Tribalism is another source through which the culture of corruption is sustained in Nigeria. Owing to the deep tribal-coated nature of Nigerian politics, citizens are tempted to turn blind eyes when their tribesmen and women are involved in corrupt practices. This is where the issue of political will comes to play. For Nigeria to win the war against graft, the presidency must show strong political will by ensuring that the issue of “sacred cows” are eliminated in the fight against corruption. This is the only way the masses would develop confidence and support the anti-graft agencies. Let what is good for a thief be good for the rogue also.

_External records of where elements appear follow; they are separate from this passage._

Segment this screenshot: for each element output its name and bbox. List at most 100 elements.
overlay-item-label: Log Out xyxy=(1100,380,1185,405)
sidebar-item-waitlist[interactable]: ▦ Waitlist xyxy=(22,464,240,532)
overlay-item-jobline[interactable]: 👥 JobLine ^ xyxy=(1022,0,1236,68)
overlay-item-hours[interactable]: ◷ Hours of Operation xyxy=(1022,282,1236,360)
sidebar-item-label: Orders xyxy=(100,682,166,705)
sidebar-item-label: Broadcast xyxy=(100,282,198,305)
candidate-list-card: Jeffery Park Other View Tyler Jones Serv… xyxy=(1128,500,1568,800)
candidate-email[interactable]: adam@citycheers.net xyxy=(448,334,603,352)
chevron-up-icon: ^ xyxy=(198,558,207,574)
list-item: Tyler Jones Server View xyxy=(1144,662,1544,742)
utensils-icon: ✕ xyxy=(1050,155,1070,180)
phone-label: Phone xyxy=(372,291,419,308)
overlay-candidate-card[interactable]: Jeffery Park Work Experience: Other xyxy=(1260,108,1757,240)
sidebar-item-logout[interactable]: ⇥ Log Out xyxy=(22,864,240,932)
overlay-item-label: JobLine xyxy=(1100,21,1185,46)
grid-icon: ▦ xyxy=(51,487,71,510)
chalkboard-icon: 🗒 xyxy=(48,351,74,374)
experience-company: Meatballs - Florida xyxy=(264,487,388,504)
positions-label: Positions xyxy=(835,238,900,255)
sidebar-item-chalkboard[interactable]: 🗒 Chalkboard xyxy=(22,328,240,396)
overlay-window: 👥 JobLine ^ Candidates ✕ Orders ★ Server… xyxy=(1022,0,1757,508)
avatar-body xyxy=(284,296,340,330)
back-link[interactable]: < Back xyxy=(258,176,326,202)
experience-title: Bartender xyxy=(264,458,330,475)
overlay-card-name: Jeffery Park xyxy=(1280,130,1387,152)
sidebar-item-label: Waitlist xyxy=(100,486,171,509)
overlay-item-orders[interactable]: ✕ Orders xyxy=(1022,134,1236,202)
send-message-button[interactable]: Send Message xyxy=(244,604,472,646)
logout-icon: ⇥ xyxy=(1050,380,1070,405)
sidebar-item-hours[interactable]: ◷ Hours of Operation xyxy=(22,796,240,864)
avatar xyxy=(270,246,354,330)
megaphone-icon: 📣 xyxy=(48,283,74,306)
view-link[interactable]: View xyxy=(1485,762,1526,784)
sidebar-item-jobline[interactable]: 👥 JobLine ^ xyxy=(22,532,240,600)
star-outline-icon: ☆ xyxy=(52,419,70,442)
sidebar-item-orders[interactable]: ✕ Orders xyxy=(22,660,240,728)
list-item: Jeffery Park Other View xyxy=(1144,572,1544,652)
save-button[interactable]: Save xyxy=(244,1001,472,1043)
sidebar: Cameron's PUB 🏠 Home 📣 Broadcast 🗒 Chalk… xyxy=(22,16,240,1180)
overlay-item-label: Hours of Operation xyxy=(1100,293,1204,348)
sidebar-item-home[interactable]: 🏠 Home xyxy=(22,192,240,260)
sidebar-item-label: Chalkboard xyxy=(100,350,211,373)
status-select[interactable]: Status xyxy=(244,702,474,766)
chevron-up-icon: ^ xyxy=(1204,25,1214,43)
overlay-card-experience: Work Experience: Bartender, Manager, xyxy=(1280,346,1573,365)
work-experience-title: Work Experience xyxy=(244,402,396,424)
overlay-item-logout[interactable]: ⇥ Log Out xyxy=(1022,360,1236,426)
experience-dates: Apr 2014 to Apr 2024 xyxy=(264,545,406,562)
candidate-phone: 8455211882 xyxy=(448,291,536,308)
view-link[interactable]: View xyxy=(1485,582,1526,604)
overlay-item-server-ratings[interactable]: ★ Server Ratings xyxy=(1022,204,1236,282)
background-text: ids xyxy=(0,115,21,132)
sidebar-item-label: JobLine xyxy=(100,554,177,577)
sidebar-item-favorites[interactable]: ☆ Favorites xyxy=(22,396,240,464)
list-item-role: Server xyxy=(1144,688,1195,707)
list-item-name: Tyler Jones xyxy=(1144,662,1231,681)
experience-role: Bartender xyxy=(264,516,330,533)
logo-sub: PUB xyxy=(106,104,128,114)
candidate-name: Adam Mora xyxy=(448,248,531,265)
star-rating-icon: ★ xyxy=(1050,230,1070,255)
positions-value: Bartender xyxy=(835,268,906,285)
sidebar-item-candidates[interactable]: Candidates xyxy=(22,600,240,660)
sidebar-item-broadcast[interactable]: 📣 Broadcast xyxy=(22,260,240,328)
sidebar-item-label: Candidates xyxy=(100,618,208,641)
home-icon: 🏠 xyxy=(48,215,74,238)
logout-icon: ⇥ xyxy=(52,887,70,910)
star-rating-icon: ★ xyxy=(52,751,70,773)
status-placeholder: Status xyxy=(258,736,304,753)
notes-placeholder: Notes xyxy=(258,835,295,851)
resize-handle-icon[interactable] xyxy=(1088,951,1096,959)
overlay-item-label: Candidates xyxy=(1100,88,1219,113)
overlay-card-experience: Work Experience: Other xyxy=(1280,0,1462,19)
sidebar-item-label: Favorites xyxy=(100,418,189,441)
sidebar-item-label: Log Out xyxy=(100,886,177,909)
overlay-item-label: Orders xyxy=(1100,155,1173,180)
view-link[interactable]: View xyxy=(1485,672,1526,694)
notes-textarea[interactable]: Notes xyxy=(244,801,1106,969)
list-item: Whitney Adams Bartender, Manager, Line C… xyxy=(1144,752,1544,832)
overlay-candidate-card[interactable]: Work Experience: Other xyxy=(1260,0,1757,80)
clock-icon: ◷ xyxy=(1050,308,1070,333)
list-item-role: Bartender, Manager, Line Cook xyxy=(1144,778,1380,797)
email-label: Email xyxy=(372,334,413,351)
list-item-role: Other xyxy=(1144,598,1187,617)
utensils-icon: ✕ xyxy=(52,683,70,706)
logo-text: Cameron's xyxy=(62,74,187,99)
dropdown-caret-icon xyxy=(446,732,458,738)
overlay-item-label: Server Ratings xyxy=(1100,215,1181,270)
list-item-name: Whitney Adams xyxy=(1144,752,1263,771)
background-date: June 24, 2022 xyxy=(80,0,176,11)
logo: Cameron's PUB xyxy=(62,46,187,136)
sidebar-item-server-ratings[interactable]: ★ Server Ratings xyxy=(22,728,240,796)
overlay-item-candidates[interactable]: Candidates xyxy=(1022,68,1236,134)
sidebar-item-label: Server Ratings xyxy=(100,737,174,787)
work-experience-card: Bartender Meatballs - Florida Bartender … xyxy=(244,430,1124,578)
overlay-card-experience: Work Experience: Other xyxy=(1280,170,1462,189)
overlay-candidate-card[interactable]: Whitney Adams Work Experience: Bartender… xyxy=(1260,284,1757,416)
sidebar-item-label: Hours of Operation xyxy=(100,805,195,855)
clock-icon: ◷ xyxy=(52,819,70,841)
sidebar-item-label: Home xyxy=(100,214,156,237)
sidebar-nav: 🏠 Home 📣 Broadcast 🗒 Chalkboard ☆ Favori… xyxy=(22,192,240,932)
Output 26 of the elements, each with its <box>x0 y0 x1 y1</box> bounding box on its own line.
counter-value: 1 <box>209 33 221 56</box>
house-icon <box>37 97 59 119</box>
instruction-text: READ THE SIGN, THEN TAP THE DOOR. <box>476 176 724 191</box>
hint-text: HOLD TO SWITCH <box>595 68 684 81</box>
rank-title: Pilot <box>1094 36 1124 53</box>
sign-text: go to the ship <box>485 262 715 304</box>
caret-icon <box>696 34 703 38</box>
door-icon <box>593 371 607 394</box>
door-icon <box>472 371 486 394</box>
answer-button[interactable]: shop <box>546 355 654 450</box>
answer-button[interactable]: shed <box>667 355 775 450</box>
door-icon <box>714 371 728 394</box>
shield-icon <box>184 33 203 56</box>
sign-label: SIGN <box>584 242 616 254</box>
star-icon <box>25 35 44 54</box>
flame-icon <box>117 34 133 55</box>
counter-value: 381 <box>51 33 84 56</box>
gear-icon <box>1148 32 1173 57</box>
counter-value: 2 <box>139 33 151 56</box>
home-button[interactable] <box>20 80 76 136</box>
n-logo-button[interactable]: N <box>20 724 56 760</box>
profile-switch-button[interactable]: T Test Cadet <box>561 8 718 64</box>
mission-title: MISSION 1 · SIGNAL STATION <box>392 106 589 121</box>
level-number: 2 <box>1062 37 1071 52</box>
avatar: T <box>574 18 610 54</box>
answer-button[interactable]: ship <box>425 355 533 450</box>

One other lake that waters the roots of corruption in Nigeria is the nation’s wrong social orientation. Men are created naturally to be honoured and respected. Unfortunately, the contemporary Nigerian society no longer honour citizens based on their industry, intellect, or integrity. Men are now recognised based on their movable and immovable assets. That is the reason why a Nigerian would own a fleet of fifteen choice cars and build or buy castles in all major cities of the world. Up till now, no Nigerian citizen has been conferred with national honour for not dipping hands into government purse while in office. How can Nigeria win the battle against corruption when citizens that refuse to steal public funds are ridiculed and labelled either as dullards or fools? The Nigerian society is never polite, patient, or sympathetic with honest people. Except some practical actions are taken to encourage sound moral values in society, the war against
corruption will suffer severe blows.
But above all, the nation’s anti-graft legislations should be designed to make corruption unattractive. Nigeria would therefore need legislations that would compel citizens to live within their verifiable means. Let it be unlawful for any one (citizen and foreigner) to spend or invest up to N3m and above without disclosing the sources of the money. Furthermore, the nation’s anti-corruption legislations should also be strict about tax crimes. It is a known fact that a lot of Nigerians do not pay taxes and thereby robbing government of huge revenues. The war against corruption in Nigeria would experience a big boost if citizens are compelled by legislations to live within their means. Government must however do well to improve on the delivery of public infrastructure and utilities.
The proposed anti-graft legislation should require every person (citizen or foreigner) in Nigeria that wants to spend or invest up to N3m and above to swear to an affidavit in a competent law court, stating sources of the money. Certified true copy of the sworn affidavit and tax clearance certificate should then be filed with an appropriate anti-graft agency for record purposes. Immediately following this, the anti-graft agency will issue a Confirmation Certificate with a unique number. This should be the only condition upon which any person (citizen or foreigner) can spend or invest up to N3m and above in Nigeria. It should also be an offence for any individual or business organisation to sell or lease properties, machineries, or materials worth N3m and above without causing the buyer/leaseholder to disclose the anti-corruption agency’s Confirmation Certificate Number, which shall be written out clearly in the payment receipt voucher.
This arrangement will make the job of the anti-corruption agencies easier and faster too. While all of these may not completely eradicate corruption in Nigeria, it will definitely help make the culture of graft unattractive. Nigeria will be better for it.